Dean llevó a Orrin al Memorial Hospital, donde se descubrió que tenía las piernas rotas. Ante la sospecha de abuso, Servicios Humanos se llevó al niño, dice el reclamo.

En junio de 2017, Dean dio a luz a Orson. Él fue entregado a su cuidado, según el reclamo, pero días después se lo arrebataron.

Charles Pettus (KGET)

“Milisegundo. Se informó a Dean que los Servicios Humanos del Condado de Kern estaban sacando a [Orson] de su casa, porque [Orrin] había sido sacada, y sacaron a los hermanos juntos”, dice el reclamo.

En noviembre de 2018, según el reclamo, Dean escribió una carta expresando su preocupación por lo que percibía como un cuidado inadecuado que recibían sus hijos mientras estaban bajo el cuidado de los Wests.

Los reclamos decían que Dean notó que sus hijos habían perdido peso y parecían asustados, y Orson tenía rasguños en la cara.

Continúa diciendo que la madre de Dean, Dana Moorer, presentó solicitudes para que los niños fueran colocados con ella.
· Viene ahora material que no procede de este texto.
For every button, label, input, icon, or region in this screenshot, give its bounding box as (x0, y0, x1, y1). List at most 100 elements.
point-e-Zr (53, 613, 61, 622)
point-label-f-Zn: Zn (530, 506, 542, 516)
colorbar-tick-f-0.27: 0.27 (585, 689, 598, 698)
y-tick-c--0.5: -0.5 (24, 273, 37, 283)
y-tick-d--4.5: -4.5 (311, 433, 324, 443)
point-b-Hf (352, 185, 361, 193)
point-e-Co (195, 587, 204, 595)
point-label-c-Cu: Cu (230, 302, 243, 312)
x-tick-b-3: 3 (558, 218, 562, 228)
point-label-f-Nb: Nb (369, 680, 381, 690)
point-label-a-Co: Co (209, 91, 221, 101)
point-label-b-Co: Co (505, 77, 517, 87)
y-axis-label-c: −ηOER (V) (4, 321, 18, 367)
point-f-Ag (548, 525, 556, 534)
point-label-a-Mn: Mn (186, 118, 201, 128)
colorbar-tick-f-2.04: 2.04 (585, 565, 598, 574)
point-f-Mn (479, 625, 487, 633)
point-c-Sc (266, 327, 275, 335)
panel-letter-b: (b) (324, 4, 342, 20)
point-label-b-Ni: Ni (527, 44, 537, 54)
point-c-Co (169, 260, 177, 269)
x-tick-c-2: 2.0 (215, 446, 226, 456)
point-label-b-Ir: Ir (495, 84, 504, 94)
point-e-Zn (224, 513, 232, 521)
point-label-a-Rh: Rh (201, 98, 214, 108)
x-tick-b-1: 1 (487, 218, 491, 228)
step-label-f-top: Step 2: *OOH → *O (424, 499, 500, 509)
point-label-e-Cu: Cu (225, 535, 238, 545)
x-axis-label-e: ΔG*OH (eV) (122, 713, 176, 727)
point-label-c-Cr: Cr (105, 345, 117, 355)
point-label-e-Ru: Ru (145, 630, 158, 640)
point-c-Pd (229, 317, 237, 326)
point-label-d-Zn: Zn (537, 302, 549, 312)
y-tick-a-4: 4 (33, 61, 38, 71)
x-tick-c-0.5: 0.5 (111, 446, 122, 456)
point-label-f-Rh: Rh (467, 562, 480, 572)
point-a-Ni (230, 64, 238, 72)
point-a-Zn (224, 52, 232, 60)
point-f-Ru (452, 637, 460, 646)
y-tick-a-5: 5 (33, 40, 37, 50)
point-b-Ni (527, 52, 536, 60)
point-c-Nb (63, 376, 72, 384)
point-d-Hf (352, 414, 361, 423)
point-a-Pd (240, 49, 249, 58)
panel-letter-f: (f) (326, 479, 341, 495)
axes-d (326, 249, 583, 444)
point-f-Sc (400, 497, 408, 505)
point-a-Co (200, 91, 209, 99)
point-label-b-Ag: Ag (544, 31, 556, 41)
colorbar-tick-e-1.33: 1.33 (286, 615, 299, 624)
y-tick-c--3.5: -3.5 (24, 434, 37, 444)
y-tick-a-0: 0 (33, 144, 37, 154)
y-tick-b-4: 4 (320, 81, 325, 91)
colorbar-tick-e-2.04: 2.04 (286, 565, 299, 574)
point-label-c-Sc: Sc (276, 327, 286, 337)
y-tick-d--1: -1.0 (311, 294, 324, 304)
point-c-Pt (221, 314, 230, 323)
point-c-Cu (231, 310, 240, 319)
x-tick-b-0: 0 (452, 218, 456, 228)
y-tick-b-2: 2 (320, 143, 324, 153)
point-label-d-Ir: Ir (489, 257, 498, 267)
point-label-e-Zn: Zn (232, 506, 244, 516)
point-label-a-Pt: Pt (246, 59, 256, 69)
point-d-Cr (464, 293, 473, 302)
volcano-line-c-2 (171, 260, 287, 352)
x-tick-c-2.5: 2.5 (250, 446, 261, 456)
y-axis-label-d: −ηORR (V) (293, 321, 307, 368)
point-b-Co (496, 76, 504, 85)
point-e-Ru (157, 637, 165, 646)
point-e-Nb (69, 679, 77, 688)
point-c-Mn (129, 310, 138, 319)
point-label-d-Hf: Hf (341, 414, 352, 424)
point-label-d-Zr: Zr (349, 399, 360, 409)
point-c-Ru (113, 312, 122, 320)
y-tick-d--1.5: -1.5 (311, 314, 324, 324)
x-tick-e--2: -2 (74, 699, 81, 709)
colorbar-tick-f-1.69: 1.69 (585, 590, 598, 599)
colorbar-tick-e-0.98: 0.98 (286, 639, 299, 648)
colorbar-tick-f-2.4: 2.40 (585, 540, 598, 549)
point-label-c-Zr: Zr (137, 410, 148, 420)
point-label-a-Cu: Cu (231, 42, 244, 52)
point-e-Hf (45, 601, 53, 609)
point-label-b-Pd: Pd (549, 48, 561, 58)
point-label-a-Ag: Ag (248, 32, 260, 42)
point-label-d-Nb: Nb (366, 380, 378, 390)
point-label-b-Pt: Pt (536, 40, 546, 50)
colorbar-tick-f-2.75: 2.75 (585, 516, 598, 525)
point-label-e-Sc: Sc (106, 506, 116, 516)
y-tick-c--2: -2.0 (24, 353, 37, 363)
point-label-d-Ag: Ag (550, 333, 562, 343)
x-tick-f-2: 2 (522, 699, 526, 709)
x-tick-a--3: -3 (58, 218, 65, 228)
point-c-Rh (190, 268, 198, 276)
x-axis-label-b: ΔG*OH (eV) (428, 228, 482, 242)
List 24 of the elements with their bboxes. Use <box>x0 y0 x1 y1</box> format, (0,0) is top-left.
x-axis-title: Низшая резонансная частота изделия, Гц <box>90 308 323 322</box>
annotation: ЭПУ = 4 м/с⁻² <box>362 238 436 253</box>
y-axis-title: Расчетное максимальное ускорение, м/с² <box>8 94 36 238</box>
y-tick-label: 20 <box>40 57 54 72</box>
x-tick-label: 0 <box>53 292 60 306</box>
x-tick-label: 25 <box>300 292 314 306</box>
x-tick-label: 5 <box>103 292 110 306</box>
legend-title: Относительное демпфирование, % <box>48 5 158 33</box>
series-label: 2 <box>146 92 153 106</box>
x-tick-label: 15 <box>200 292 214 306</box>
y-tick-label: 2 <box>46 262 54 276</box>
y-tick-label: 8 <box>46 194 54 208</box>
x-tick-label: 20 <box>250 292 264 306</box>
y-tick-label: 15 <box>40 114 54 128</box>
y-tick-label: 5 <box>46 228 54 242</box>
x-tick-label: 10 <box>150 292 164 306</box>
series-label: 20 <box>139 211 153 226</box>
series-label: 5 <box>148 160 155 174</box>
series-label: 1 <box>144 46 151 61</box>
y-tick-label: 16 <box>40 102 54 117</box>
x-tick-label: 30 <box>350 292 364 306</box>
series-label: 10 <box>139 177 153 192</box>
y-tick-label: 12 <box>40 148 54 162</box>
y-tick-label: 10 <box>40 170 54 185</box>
El Departamento de Servicios Humanos revocó la patria potestad de Dean y negó las solicitudes de Moorer.

El abogado Waukeen McCoy dijo que la demanda se presentó para ayudar a evitar que otras familias pasen por el sufrimiento que ha experimentado Dean.

“Esta familia no debería haber pasado por esto”, dijo McCoy durante una entrevista en abril. “El sistema de acogida claramente falló aquí y ese es realmente nuestro principal objetivo”.

Pettus también presentó una demanda y tiene una audiencia programada para agosto.

Mientras tanto, la pregunta sigue siendo: ¿Dónde están los chicos?